Besonders interessant waren für mich die Gespräche mit denen, die neue Arbeitsformen und –methoden bereits eingeführt haben.

Sie alle hatten sich vor der Einführung der neuen Arbeitsformen mit diesen auseinandergesetzt, wie beispielsweise mit flexiblen Arbeitszeiten, Home Office, Desk Sharing, individualisierter Arbeit, virtuellen Teams, fluiden Teams und vieles umgesetzt. Sie alle hatten dabei das Ziel, so mehr produktive Energie und Flexibilität in ihr Unternehmen zu bekommen und als attraktiver Arbeitgeber für die Generation Y sichtbar zu werden. In den meisten Fällen wurden diese Ziele nicht erreicht. Vielmehr waren Irritation sowohl bei den Mitarbeitern als auch bei den Führungskräften sowie Enttäuschung die Folge. Durch weiteres Nachfragen fand ich dann heraus, was dem Erfolg entgegen stand.
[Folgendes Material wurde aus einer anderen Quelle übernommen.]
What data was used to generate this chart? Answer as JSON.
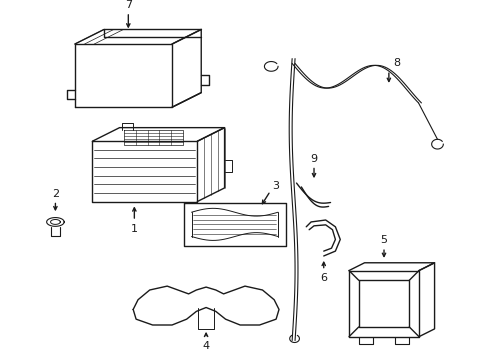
{
  "bg_color": "#ffffff",
  "line_color": "#1a1a1a",
  "line_width": 1.0,
  "fig_width": 4.89,
  "fig_height": 3.6,
  "dpi": 100
}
Nicht allein die Einführung agiler Arbeitsmethoden und flexibler Arbeitsformen führen zu einem Mehrwert, sondern diese erfordern weitere Faktoren, wenn sie wertschöpfend wirken sollen. Dafür reichen nicht allein technische und fachspezifische Qualifikationen. Vielmehr sind maßgeblich entscheidend persönliche Qualifikationen aller Mitarbeitenden.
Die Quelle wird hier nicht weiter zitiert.